For the purposes of the Scheme, the financial value of the Fidelity Cost Contribution (calculated as at the Calculation Date) will first be credited to the Company’s FAV against any and all FEV transaction costs up to a maximum of £1.25 million (inclusive of VAT) and any remaining balance of the Fidelity Contribution will be credited to HET’s rollover FAV. The Fidelity Contribution is expected to fully offset the Company’s direct transaction costs, such that FEV shareholders are not expected to suffer any NAV dilution from the direct costs of the Proposals.

Board composition

In accordance with the FEV Board’s near-term succession planning, it is expected that the Combined Entity’s Board will have representation from the current HET Board on completion of the Proposals.

Expected timetable

A circular to shareholders of the Company, providing further details of the Proposals and convening a general meeting to approve the Proposals, and a prospectus in respect of the issue of New FEV Shares in connection with the Scheme, will be published by the Company as soon as practicable, with a view to convening general meetings in early to mid-September 2025 and the Scheme becoming effective by the end of September 2025.
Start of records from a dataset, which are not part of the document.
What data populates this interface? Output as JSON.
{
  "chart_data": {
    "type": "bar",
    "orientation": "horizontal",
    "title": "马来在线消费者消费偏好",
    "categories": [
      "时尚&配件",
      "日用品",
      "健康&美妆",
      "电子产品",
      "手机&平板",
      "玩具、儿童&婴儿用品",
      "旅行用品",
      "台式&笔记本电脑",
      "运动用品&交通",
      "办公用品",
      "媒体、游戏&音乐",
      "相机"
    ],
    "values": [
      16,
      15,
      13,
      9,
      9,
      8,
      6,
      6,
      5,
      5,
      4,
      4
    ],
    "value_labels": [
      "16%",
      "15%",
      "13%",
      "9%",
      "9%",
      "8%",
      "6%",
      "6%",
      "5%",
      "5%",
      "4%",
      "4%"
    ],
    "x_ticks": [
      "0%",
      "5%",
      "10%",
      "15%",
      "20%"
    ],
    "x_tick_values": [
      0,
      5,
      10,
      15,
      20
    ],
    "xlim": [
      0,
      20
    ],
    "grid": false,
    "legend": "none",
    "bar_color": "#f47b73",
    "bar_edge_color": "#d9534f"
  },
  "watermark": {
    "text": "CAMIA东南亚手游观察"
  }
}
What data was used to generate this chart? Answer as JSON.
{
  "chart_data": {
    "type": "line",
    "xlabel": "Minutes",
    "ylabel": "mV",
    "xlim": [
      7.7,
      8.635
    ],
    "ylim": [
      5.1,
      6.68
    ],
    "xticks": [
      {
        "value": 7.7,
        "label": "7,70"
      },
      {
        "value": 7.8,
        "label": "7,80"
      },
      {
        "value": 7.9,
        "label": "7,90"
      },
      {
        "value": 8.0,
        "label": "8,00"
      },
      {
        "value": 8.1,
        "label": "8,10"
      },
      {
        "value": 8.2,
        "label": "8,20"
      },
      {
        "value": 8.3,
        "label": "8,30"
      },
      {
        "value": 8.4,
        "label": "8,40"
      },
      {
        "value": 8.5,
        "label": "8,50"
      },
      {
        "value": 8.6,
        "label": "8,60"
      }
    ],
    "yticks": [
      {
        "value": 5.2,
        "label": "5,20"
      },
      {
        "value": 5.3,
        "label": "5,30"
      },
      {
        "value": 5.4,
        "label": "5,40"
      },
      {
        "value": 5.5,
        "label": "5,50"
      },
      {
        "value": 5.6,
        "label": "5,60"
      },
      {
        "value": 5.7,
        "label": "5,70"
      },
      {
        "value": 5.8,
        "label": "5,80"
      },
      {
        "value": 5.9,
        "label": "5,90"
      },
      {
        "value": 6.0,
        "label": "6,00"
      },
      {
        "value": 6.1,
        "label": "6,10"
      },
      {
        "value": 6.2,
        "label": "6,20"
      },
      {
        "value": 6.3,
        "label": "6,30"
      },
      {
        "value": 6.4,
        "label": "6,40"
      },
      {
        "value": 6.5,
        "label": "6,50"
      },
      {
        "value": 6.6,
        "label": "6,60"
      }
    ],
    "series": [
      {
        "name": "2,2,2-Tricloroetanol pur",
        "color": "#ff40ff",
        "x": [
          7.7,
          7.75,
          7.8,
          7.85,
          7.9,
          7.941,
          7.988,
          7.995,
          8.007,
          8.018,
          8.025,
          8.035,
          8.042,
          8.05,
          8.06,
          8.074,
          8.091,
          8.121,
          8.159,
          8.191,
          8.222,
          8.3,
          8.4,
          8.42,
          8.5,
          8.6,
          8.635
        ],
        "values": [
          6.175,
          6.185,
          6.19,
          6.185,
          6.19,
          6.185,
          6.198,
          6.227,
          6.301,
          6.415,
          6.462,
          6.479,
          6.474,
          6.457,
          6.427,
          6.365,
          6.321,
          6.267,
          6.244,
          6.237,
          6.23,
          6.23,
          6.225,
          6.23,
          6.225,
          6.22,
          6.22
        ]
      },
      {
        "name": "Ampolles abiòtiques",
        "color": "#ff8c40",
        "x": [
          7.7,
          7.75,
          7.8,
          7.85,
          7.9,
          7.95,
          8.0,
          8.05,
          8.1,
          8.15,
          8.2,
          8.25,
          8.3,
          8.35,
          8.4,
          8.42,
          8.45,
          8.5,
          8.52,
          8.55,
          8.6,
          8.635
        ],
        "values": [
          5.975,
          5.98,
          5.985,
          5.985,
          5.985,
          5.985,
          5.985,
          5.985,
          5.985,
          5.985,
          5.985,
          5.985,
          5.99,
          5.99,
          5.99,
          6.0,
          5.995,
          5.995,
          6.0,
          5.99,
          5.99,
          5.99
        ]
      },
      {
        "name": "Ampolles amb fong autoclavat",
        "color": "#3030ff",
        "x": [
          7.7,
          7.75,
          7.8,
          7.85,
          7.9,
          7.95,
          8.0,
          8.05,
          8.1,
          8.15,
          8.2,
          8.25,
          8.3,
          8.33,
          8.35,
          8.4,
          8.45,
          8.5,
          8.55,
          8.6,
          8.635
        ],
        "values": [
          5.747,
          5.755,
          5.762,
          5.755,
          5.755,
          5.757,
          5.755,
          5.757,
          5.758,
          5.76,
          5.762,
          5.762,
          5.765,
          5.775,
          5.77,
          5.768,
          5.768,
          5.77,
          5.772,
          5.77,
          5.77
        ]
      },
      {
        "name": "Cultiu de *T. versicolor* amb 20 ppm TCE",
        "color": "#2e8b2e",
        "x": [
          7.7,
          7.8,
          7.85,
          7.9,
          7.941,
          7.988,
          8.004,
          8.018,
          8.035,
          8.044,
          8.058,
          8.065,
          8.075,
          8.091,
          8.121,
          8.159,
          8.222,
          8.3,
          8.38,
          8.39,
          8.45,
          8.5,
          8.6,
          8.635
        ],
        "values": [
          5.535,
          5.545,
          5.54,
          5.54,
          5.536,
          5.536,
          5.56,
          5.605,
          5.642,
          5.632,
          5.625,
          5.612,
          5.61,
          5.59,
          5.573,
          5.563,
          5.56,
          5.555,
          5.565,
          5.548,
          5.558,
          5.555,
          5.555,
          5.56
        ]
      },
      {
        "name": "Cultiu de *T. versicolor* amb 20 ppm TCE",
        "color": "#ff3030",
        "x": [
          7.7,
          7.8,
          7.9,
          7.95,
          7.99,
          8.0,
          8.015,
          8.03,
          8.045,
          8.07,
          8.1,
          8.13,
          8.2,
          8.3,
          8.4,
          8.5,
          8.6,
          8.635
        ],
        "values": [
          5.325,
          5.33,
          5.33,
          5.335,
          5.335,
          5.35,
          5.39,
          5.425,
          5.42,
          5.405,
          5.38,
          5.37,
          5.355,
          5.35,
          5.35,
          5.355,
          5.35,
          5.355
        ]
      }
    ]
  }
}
As noted above, the Proposals will be subject to, amongst other things, approval by the shareholders of both FEV and HET in addition to regulatory and tax approvals. The expected timetable in respect of the Proposals remains subject to change and, in particular, may be impacted by the treatment of the HET Loan Notes under the Scheme.

The Chairman of FEV, Davina Walter, commented:

“The Board of Fidelity European Trust PLC believes this is an exciting opportunity, with compelling benefits for both sets of shareholders, to create the `go to trust’ for investing in Europe. The proposals will result in the Company being well positioned to continue to deliver attractive returns, with new and existing shareholders benefitting from a reduced management fee and a lower ongoing costs ratio.”

“I would like to thank Fidelity for its commitment to the proposals and look forward to working closely with the board of Henderson European Trust plc to deliver an outcome that is in the best interests of both existing and future shareholders.”